Sze and colleagues point out that the paediatric device market is very small. “Despite the fact that 25% of the US population is under 18 years of age, only about 5% of the overall healthcare expenses are applied to paediatric medical care. There is a developing consortium of interventionalists lobbying the governmental funding agencies and the device industry to invest in paediatric interventional tool development. Funding and profits are currently scant or nonexistent. We need to find a way to incentivise the development and manufacture of devices tailored for children. One possible strategy would be for the large children’s hospitals to collaborate around key needs for paediatric medical device development and research, so as to be able to reach the economies of scale needed to move the industry and the field forward.

“The FDA has been a significant barrier to new device development in general, and the small size of the paediatric market makes it nearly impossible to recoup the investments required to bring new devices to market in this space.

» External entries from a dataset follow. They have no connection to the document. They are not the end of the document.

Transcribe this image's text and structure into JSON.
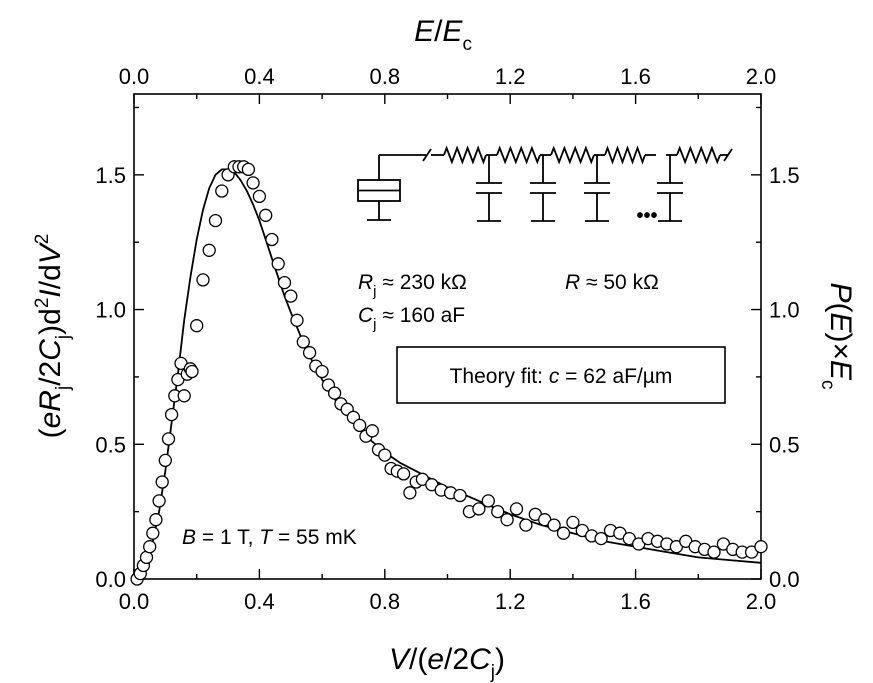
{
  "chart_data": {
    "type": "scatter",
    "axes": {
      "bottom": {
        "range": [
          0.0,
          2.0
        ],
        "ticks": [
          "0.0",
          "0.4",
          "0.8",
          "1.2",
          "1.6",
          "2.0"
        ]
      },
      "top": {
        "range": [
          0.0,
          2.0
        ],
        "ticks": [
          "0.0",
          "0.4",
          "0.8",
          "1.2",
          "1.6",
          "2.0"
        ]
      },
      "left": {
        "range": [
          0.0,
          1.8
        ],
        "ticks": [
          "0.0",
          "0.5",
          "1.0",
          "1.5"
        ]
      },
      "right": {
        "range": [
          0.0,
          1.8
        ],
        "ticks": [
          "0.0",
          "0.5",
          "1.0",
          "1.5"
        ]
      }
    },
    "series": [
      {
        "kind": "scatter",
        "marker": "open-circle",
        "x": [
          0.01,
          0.02,
          0.03,
          0.04,
          0.05,
          0.06,
          0.07,
          0.08,
          0.09,
          0.1,
          0.11,
          0.12,
          0.13,
          0.14,
          0.15,
          0.16,
          0.17,
          0.18,
          0.185,
          0.2,
          0.22,
          0.24,
          0.26,
          0.28,
          0.3,
          0.32,
          0.335,
          0.35,
          0.365,
          0.38,
          0.4,
          0.42,
          0.44,
          0.46,
          0.48,
          0.5,
          0.52,
          0.54,
          0.56,
          0.58,
          0.6,
          0.62,
          0.64,
          0.66,
          0.68,
          0.7,
          0.72,
          0.74,
          0.76,
          0.78,
          0.8,
          0.82,
          0.84,
          0.86,
          0.88,
          0.9,
          0.92,
          0.95,
          0.98,
          1.01,
          1.04,
          1.07,
          1.1,
          1.13,
          1.16,
          1.19,
          1.22,
          1.25,
          1.28,
          1.31,
          1.34,
          1.37,
          1.4,
          1.43,
          1.46,
          1.49,
          1.52,
          1.55,
          1.58,
          1.61,
          1.64,
          1.67,
          1.7,
          1.73,
          1.76,
          1.79,
          1.82,
          1.85,
          1.88,
          1.91,
          1.94,
          1.97,
          2.0
        ],
        "y": [
          0.0,
          0.02,
          0.05,
          0.08,
          0.12,
          0.17,
          0.22,
          0.29,
          0.36,
          0.44,
          0.52,
          0.61,
          0.68,
          0.74,
          0.8,
          0.68,
          0.76,
          0.78,
          0.77,
          0.94,
          1.11,
          1.22,
          1.33,
          1.44,
          1.5,
          1.53,
          1.53,
          1.53,
          1.52,
          1.47,
          1.42,
          1.35,
          1.26,
          1.17,
          1.1,
          1.05,
          0.96,
          0.88,
          0.84,
          0.79,
          0.77,
          0.72,
          0.69,
          0.65,
          0.63,
          0.6,
          0.57,
          0.53,
          0.55,
          0.48,
          0.46,
          0.41,
          0.4,
          0.39,
          0.32,
          0.36,
          0.37,
          0.35,
          0.33,
          0.32,
          0.31,
          0.25,
          0.26,
          0.29,
          0.25,
          0.22,
          0.26,
          0.2,
          0.24,
          0.22,
          0.2,
          0.17,
          0.21,
          0.18,
          0.16,
          0.15,
          0.18,
          0.17,
          0.15,
          0.13,
          0.15,
          0.14,
          0.13,
          0.12,
          0.14,
          0.12,
          0.11,
          0.1,
          0.13,
          0.11,
          0.1,
          0.1,
          0.12
        ]
      },
      {
        "kind": "line",
        "x": [
          0.0,
          0.02,
          0.04,
          0.06,
          0.08,
          0.1,
          0.12,
          0.14,
          0.16,
          0.18,
          0.2,
          0.22,
          0.24,
          0.26,
          0.28,
          0.3,
          0.32,
          0.34,
          0.36,
          0.38,
          0.4,
          0.42,
          0.44,
          0.46,
          0.48,
          0.5,
          0.55,
          0.6,
          0.65,
          0.7,
          0.75,
          0.8,
          0.85,
          0.9,
          0.95,
          1.0,
          1.1,
          1.2,
          1.3,
          1.4,
          1.5,
          1.6,
          1.7,
          1.8,
          1.9,
          2.0
        ],
        "y": [
          0.0,
          0.02,
          0.06,
          0.14,
          0.25,
          0.4,
          0.58,
          0.76,
          0.96,
          1.12,
          1.26,
          1.37,
          1.45,
          1.5,
          1.52,
          1.52,
          1.51,
          1.48,
          1.44,
          1.39,
          1.33,
          1.26,
          1.19,
          1.12,
          1.05,
          0.99,
          0.85,
          0.74,
          0.65,
          0.58,
          0.52,
          0.47,
          0.43,
          0.4,
          0.37,
          0.34,
          0.29,
          0.24,
          0.2,
          0.17,
          0.14,
          0.12,
          0.1,
          0.08,
          0.07,
          0.06
        ]
      }
    ],
    "annotations": {
      "conditions": {
        "b_var": "B",
        "b_val": "= 1 T,",
        "t_var": "T",
        "t_val": "= 55 mK"
      },
      "rj": {
        "var": "R",
        "sub": "j",
        "val": "≈ 230 kΩ"
      },
      "cj": {
        "var": "C",
        "sub": "j",
        "val": "≈ 160 aF"
      },
      "r": {
        "var": "R",
        "val": "≈ 50 kΩ"
      },
      "fit": {
        "prefix": "Theory fit: ",
        "var": "c",
        "val": " = 62 aF/µm"
      }
    },
    "circuit_ellipsis": "•••"
  }
}
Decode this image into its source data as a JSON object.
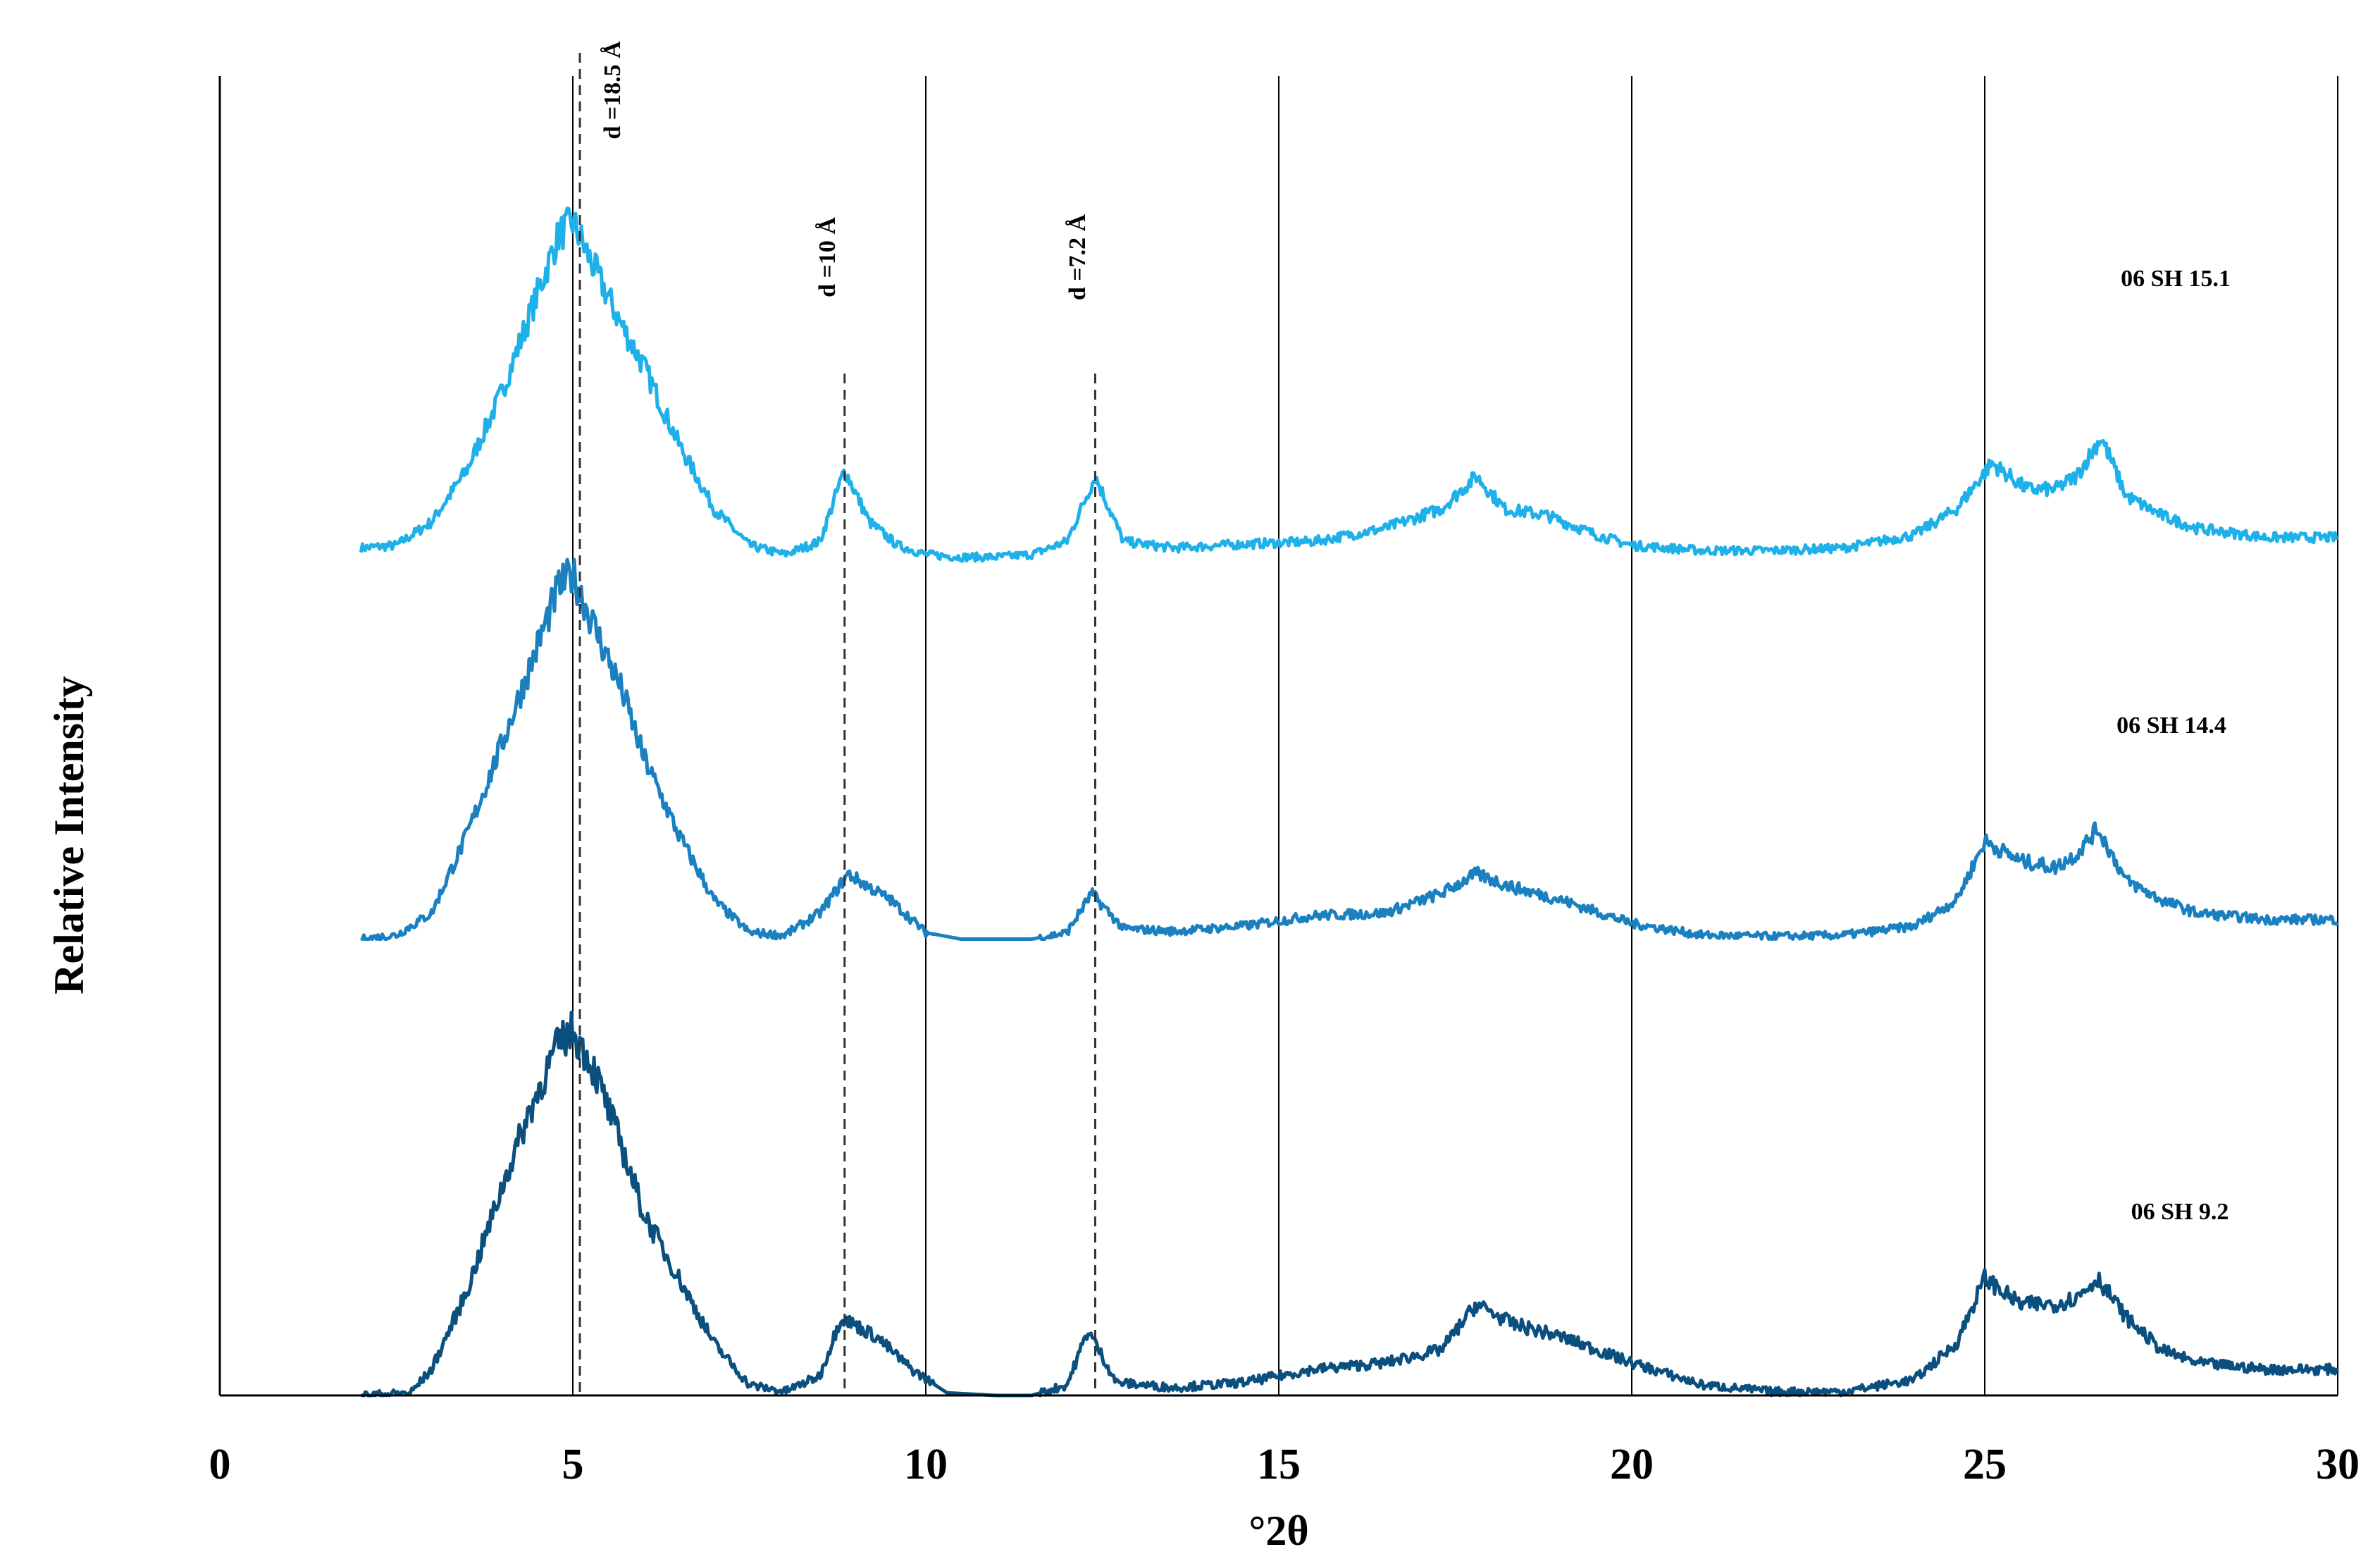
{
  "chart_data": {
    "type": "line",
    "title": "",
    "xlabel": "°2θ",
    "ylabel": "Relative Intensity",
    "xlim": [
      0,
      30
    ],
    "x_ticks": [
      "0",
      "5",
      "10",
      "15",
      "20",
      "25",
      "30"
    ],
    "grid": "vertical at 5, 10, 15, 20, 25, 30",
    "reference_lines": [
      {
        "label": "d =18.5 Å",
        "x": 5.1
      },
      {
        "label": "d =10 Å",
        "x": 8.85
      },
      {
        "label": "d =7.2 Å",
        "x": 12.4
      }
    ],
    "series": [
      {
        "name": "06 SH 15.1",
        "color": "#1eb0e8",
        "offset": 0.64,
        "x": [
          2.0,
          2.5,
          3.0,
          3.5,
          4.0,
          4.4,
          4.8,
          5.0,
          5.3,
          5.7,
          6.0,
          6.5,
          7.0,
          7.5,
          8.0,
          8.5,
          8.85,
          9.2,
          9.6,
          10.0,
          10.5,
          11.0,
          11.5,
          12.0,
          12.4,
          12.8,
          13.5,
          14.5,
          15.5,
          16.5,
          17.3,
          17.8,
          18.2,
          18.8,
          19.5,
          20.0,
          21.0,
          22.0,
          23.0,
          24.0,
          24.6,
          25.1,
          25.6,
          26.0,
          26.3,
          26.65,
          27.0,
          27.5,
          28.0,
          29.0,
          30.0
        ],
        "y": [
          0.01,
          0.012,
          0.03,
          0.07,
          0.13,
          0.19,
          0.25,
          0.26,
          0.225,
          0.18,
          0.15,
          0.09,
          0.04,
          0.012,
          0.005,
          0.015,
          0.07,
          0.03,
          0.012,
          0.005,
          0.003,
          0.003,
          0.005,
          0.015,
          0.065,
          0.015,
          0.01,
          0.013,
          0.015,
          0.025,
          0.04,
          0.065,
          0.04,
          0.035,
          0.02,
          0.012,
          0.008,
          0.008,
          0.01,
          0.02,
          0.04,
          0.075,
          0.055,
          0.055,
          0.065,
          0.095,
          0.05,
          0.035,
          0.025,
          0.018,
          0.018
        ]
      },
      {
        "name": "06 SH 14.4",
        "color": "#1a80c0",
        "offset": 0.35,
        "x": [
          2.0,
          2.5,
          3.0,
          3.5,
          4.0,
          4.4,
          4.8,
          5.0,
          5.3,
          5.7,
          6.0,
          6.5,
          7.0,
          7.5,
          8.0,
          8.5,
          8.9,
          9.5,
          10.0,
          10.5,
          11.0,
          11.5,
          12.0,
          12.35,
          12.8,
          13.5,
          14.5,
          15.5,
          16.5,
          17.3,
          17.8,
          18.3,
          19.0,
          20.0,
          21.0,
          22.0,
          23.0,
          24.0,
          24.6,
          25.0,
          25.5,
          26.0,
          26.3,
          26.6,
          27.0,
          27.5,
          28.0,
          29.0,
          30.0
        ],
        "y": [
          0.0,
          0.003,
          0.02,
          0.08,
          0.15,
          0.21,
          0.27,
          0.28,
          0.24,
          0.19,
          0.14,
          0.08,
          0.03,
          0.005,
          0.003,
          0.02,
          0.05,
          0.03,
          0.005,
          0.0,
          0.0,
          0.0,
          0.005,
          0.035,
          0.008,
          0.006,
          0.01,
          0.018,
          0.02,
          0.035,
          0.05,
          0.04,
          0.03,
          0.012,
          0.003,
          0.002,
          0.003,
          0.01,
          0.03,
          0.075,
          0.06,
          0.055,
          0.065,
          0.085,
          0.045,
          0.03,
          0.02,
          0.015,
          0.015
        ]
      },
      {
        "name": "06 SH 9.2",
        "color": "#0a4f7e",
        "offset": 0.0,
        "x": [
          2.0,
          2.7,
          3.0,
          3.5,
          4.0,
          4.4,
          4.8,
          5.0,
          5.3,
          5.7,
          6.0,
          6.5,
          7.0,
          7.5,
          8.0,
          8.5,
          8.8,
          9.3,
          9.8,
          10.3,
          11.0,
          11.5,
          12.0,
          12.3,
          12.7,
          13.5,
          14.5,
          15.5,
          16.5,
          17.3,
          17.8,
          18.3,
          19.0,
          20.0,
          21.0,
          22.0,
          23.0,
          24.0,
          24.6,
          25.0,
          25.5,
          26.0,
          26.3,
          26.6,
          27.0,
          27.5,
          28.0,
          29.0,
          30.0
        ],
        "y": [
          0.0,
          0.002,
          0.02,
          0.08,
          0.16,
          0.22,
          0.27,
          0.28,
          0.25,
          0.19,
          0.14,
          0.09,
          0.04,
          0.008,
          0.003,
          0.015,
          0.06,
          0.045,
          0.02,
          0.002,
          0.0,
          0.0,
          0.008,
          0.05,
          0.01,
          0.006,
          0.01,
          0.02,
          0.025,
          0.035,
          0.07,
          0.055,
          0.045,
          0.025,
          0.008,
          0.003,
          0.003,
          0.012,
          0.04,
          0.09,
          0.07,
          0.07,
          0.075,
          0.09,
          0.06,
          0.035,
          0.025,
          0.02,
          0.02
        ]
      }
    ],
    "series_labels": [
      {
        "text": "06 SH 15.1"
      },
      {
        "text": "06 SH 14.4"
      },
      {
        "text": "06 SH 9.2"
      }
    ]
  }
}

However, this is beginning to change since the FDA has begun to address the concern of a lack of innovation in paediatrics by instituting a Pediatric Consortia Grant Program, whose goals are “to support the development of nonprofit consortia designed to stimulate projects which will promote paediatric device development.”  Additionally, the FDA has removed the profit prohibition for humanitarian device exemption (HDE) devices used to treat children, which may incentivise ventures into this space,” they noted.

Barnacle concurs. “We should be taking our lead from the pharmaceutical industry, where there are often incentives for companies to extend trials into paediatric age groups. The same incentives do not seem to exist for devices, so most devices are not tested or modified for use in children,” she said.